In March, 1st Lt. Adam Rivette, platoon leader, Troop A, 2nd Battalion, 9th Cavalry Regiment, attached to the 101st Airborne Division, and his troops were chasing down a suspicious vehicle. The pursuit did not pan out-- it did however lead to the event which Rivette refers to as “a blessing from God.”
As the Soldiers were releasing the driver of a vehicle, a group of locals reported an IED to the Iraqi Army troops with Rivette’s team. The team was told the IED was at a nearby location on the road, so they went to check it out. As the team moved into position near the location, they took precautionary measures, trying to discover the explosives from a distance. When it was clear that no one could see any signs of an IED, they “circled the wagons,” moving their humvees into a perimeter around the site.
They still could not see the IED. At that point, Rivette, accompanied by Staff Sgt. Kenneth Poss, walked towards a small pile of dirt in the center of the road. “[The dirt pile] didn’t look possible that it was anything serious, but it was the only thing that, we thought, looked out of place,” Rivette said. As the two Soldiers walked towards the mound -- Poss about five feet to its left and Rivette about 15 feet in front of it -- the explosives were detonated.
Both men recall the mushroom cloud of fire, smoke and dust. Rivette said all he had time to do was cover his face. Poss fell and rolled to one side. “I started walking back to the truck in a cloud of dust… in a daze, like --wow, what just happened?” Rivette said. “I saw the medic running at me, screaming my name. Poss comes rolling out of the dust cloud with his thumbs in the air yelling, ‘I’m fine, I’m fine!’”
Both men were checked for wounds, only to discover that not only were they uninjured -- they weren’t even dirty. The medic, then back at the truck, was knocked to the ground. A couple of the trucks were hit with shrapnel and the gunners reported hearing metal and dirt whizzing by their heads. The force of the shrapnel and percussion of the blast were so intense, they shattered windows in the surrounding homes.
When the Soldiers returned to the blast site, they saw Rivette’s boot-prints and shards of shrapnel all around them. Where Poss had lain on the ground was more shrapnel. The Explosive Ordnance Disposal team was called to the site. From information gathered, a 155mm artillery round, with a 40 to 50-meter kill radius, was used with a remote-controlled detonator.
“I grabbed Sgt. Poss and said, ‘Dude, there’s no reason for us to be alive,’” Rivette said. Rivette considers himself a spiritual man and reads Psalms 91 before going on patrol every day. “God is definitely the only one that can be given the glory for this incident,” said Rivette, a West Point graduate from Augusta, Ga. “It’s really uplifting to us and lets us know God is watching over us.”
This is not Rivette’s first encounter with a close call. Two days prior to the IED blast, a rocket-propelled grenade hit 100 meters from his truck and the area around his humvee was riddled with small-arms fire. “For some reason, no one was hit,” Rivette said. “There were 30 bullet holes surrounding the truck, but not one person was hit. Not a single one of my guys have been hit since we’ve been here. It is amazing -- God has been taking care of us.”

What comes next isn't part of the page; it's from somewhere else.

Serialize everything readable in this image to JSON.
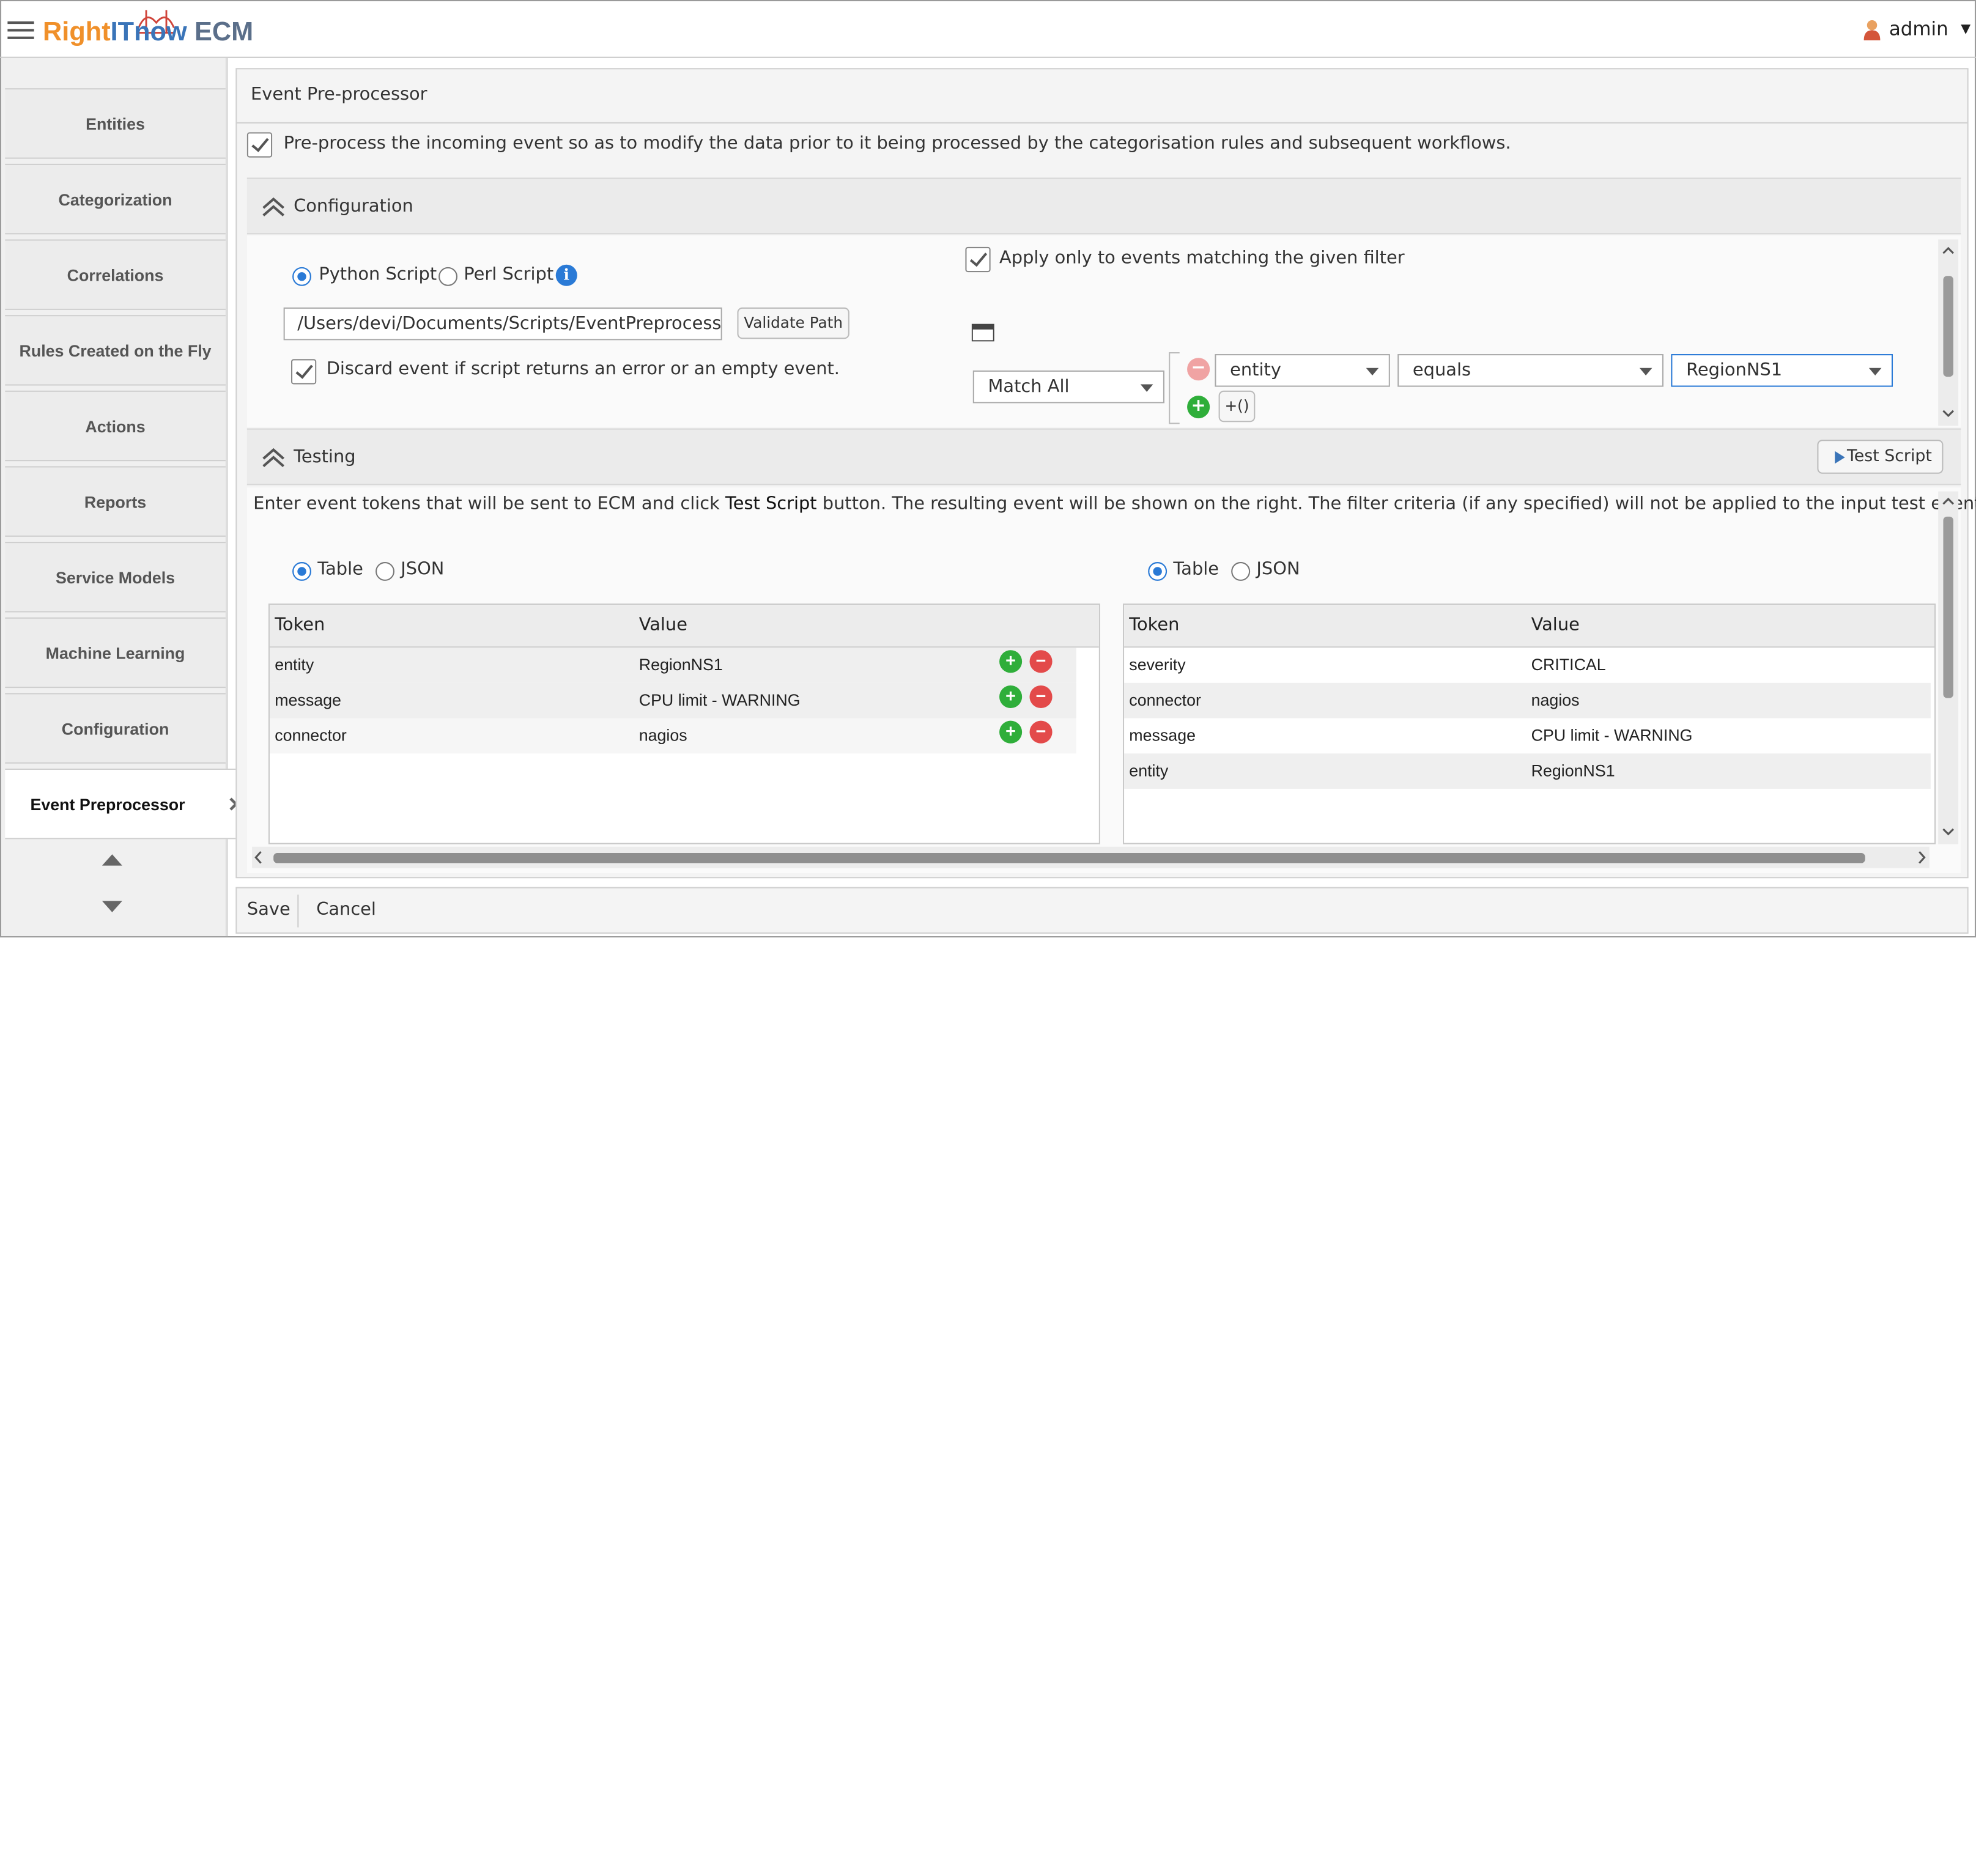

Even though his men face adversity on a daily basis, they go out the next day with a smile on their face, renewing their hunt for the bad guys. Rivette realizes not all Soldiers are as fortunate as his troops. “I feel like our squadron has been blessed,” Rivette said. “It’s rough to think about those guys who haven’t made it, but for some reason, God hasn’t wanted me to die yet -- maybe tomorrow, but not yet.”